With the Copenhagen Climate Summit underway, General Obama’s receiving his Nobel on Thursday, and the leak of the “Danish Text,” I probably ought to write about the greenhouse effect. There was an interesting interview in the “Costco Connection,” in which University of Virginia environmental sciences professor emeritus S. Fred Singer, dismisses the notion of human-caused warming, and says that a natural period of global warming ended a decade ago. Singer supports that contention with the statement that “Thirty years of comprehensive satellite observation show a warming in the northern part of the globe, a little warming in the tropics and the southern portion -- and a distinct cooling of Antarctica.” I don’t need climate change on my plate, human-caused or not (although I would probably behave the same, global warming or not), so I hope he’s right. Deconstructing Singer’s statement will take some research. One of the consequences of a contracting economy is frantic periods when you have to put off study, and I’ve been otherwise booked.

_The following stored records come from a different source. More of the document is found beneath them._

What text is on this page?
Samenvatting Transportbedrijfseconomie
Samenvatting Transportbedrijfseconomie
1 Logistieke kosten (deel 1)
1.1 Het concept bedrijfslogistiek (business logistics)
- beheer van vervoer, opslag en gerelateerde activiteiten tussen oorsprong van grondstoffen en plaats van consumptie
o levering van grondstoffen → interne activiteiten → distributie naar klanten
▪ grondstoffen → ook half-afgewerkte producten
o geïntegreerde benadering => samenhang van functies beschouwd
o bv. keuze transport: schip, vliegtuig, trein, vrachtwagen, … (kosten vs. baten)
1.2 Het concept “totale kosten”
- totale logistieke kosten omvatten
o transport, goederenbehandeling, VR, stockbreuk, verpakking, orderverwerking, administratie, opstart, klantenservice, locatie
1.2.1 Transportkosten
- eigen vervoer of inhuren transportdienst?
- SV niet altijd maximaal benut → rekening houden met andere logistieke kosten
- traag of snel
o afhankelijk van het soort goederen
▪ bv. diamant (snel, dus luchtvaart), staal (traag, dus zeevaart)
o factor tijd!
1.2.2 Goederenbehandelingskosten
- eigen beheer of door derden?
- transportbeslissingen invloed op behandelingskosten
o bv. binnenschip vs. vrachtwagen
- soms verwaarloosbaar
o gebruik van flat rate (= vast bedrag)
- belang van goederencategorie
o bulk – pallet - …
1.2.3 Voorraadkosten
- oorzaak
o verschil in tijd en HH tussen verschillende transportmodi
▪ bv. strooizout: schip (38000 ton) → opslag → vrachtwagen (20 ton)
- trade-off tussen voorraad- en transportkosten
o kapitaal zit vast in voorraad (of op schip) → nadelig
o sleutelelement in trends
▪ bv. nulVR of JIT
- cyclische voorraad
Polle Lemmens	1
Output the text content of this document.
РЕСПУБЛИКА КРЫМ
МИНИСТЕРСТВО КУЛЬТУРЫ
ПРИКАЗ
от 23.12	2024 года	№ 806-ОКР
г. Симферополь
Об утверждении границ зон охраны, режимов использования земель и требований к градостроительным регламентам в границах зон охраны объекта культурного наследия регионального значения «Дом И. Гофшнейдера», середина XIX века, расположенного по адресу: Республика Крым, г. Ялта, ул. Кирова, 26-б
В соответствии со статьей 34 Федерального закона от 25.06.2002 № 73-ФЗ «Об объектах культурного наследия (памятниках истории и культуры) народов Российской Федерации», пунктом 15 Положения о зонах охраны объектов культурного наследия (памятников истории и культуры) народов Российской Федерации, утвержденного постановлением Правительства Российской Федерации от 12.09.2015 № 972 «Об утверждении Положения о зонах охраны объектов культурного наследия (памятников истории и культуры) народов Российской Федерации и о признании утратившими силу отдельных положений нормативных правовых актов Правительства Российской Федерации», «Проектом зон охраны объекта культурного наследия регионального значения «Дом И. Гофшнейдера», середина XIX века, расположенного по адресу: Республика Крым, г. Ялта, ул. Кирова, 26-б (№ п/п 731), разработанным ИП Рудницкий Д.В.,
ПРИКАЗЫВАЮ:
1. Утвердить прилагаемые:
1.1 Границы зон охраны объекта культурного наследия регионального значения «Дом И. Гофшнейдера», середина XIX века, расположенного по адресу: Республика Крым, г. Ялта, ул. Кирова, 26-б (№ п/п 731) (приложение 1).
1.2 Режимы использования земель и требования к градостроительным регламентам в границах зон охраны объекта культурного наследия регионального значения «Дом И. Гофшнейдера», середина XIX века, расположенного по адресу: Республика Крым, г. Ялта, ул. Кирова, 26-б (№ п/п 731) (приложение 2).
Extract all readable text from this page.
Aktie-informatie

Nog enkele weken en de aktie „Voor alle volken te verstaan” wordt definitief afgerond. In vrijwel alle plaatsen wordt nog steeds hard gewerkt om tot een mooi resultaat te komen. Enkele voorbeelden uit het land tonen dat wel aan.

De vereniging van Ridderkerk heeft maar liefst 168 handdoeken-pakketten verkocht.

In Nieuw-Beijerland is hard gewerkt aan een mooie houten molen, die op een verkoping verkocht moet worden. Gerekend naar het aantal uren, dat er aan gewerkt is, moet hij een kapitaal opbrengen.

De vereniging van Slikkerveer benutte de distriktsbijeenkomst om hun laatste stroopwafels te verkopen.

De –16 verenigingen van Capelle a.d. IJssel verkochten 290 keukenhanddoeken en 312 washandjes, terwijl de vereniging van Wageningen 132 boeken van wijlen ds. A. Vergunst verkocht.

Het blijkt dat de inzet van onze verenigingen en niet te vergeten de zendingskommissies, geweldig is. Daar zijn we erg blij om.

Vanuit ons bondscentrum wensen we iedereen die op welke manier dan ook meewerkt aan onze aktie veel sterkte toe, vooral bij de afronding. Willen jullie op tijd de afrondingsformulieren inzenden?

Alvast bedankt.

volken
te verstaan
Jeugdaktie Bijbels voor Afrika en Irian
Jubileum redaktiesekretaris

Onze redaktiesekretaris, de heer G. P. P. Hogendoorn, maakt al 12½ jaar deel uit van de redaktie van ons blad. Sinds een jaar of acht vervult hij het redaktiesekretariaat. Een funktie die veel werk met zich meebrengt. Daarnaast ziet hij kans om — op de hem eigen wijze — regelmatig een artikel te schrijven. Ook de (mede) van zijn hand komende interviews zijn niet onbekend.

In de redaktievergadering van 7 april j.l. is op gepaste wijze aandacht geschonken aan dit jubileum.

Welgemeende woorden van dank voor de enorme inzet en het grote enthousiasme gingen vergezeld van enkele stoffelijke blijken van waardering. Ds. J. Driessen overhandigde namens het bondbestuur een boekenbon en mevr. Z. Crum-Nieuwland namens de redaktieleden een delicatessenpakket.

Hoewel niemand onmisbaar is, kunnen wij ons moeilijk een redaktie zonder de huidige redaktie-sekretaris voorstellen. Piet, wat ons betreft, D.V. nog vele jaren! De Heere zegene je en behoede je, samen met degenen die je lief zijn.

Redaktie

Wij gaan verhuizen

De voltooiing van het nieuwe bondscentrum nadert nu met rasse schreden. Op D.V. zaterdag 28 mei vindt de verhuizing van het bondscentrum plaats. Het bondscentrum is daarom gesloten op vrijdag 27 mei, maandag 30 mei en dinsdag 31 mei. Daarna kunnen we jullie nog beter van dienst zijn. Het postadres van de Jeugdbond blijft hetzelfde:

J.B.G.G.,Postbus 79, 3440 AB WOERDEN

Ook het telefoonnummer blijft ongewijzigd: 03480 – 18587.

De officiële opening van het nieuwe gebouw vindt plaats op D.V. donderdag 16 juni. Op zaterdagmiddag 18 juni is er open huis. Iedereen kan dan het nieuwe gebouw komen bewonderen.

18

On the other hand, a piece in the magazine Ode (for rich people with compact fluorescent lamps) got my Irish up, and an answer came immediately to mind. Brian O’Neill, of Spiked, a British Internet magazine, wrote five hundred or so words under the headline “Who’s Afraid of Billions of People.” He says, “No limits should be set on population growth. I hope in my lifetime the human population on Earth will reach the tens of billions, and it won’t be a problem if it rises to hundreds of billions.” (An Irishman wants more children. Swate sooferin’ Jaysuss! I don't think I can eat that many babies.)
Here’s his case: Efforts to limit reflect a lack of faith in human ingenuity. If you believe in civilization you shouldn’t worry about carrying capacity, because we can figure out how to feed ourselves. More people equal more brains. The population control and reduction lobby has been around since Malthus, and keeps changing its rationale. Malthus said that food supply increases arithmetically, while population increases geometrically. O’Neill says that Malthus didn’t count on the technological innovations of the last two hundred years. Population lobbyists of the early twentieth century were racists and eugenecists, and current anti-birthers want to protect Mother Earth, but whatever our stated reasons, we really don’t have faith in ourselves. We are disingenuous because we say that the planet has a fixed carrying capacity. He points to uranium, which was known to ancients as a mere tint for glass. He says we inhabit only a tiny fraction of the planet’s surface. He finishes by saying, “Anyone who thinks people are a good thing rather than a menace, and believes we can find solutions to our problems, should reject the population control argument and make the case for full freedom of choice on reproductive matters.”
Thank you, Mr. Rand.
Around 1963, Buckminster Fuller said that all of the world’s population, about half what it is now, could be inside, in New York City, doing the Twist. I don’t know how he figured all of that city’s floor space, but okay... I wondered about now. I did the Twist in my kitchen, and measured the area required, sixteen square feet. I multiplied sixteen by 6.8 billion, divided by the number of square feet in a square mile, and got Iceland. Imagine, every wonderful ingenious (and ingenuous) human soul dancing to the music of Chubby Checker, under the midnight sun. The volcanoes would probably erupt.
Look, I understand that you can’t prove a negative, and I don’t want to be like those nineteenth century scientists that didn’t think we could survive speeds of sixty miles an hour, or build flying machines, but here’s the deal. We need various resources, metals, soil for growing food, etc. We took the easy stuff first. We started out getting iron from hematite, now we’re down to taconite. It takes more energy to use the resources we’ve left ourselves with, and we’re running out of high-quality fuels.
Maybe we can jump off cliffs and sprout wings, but I don’t think so. Maybe we can make energy from water and sand, but you need electricity to get hydrogen from water, and the energy return on investment for photovoltaics is about eight percent.
The Green Revolution did increase crop production per acre, but at the cost of reducing it per calorie, and production per acre has stalled, as energy has become dear. We might increase land under production, but once again, we started with the best land. O’Neill says that forty-six percent of British land is used for agriculture, and eleven or twelve is wooded. His context here implies that there are still plenty of places to stack Brits, but this raises the issue of opening new land (the other forty-two or forty-three percent) to agriculture production. I’m all for eliminating lawns, but is that what O’Neill is calling for?
His comment about people’s, thousands of years ago, thinking of uranium merely as an interesting rock, makes me wonder if O’Neill thinks ingenuity equals nuclear power. I’m not as excitable about ticking Geiger counters as a lot of people, but I have to insist that there are problems with nukes that I haven’t heard solved, and there’s not a whole lot of precedent among the other species for playing with radiation. Nuclear power’s energy return on investment is about three percent.
I believe in human ingenuity, too, but I’ve driven enough miles in city traffic, and watched enough people ignore exercise etiquette at the gym, to take it for granted. And don’t forget the US’s 108th Congress. I believe in human ingenuity. I yearn for it. But when it comes, there’s only so much it can do.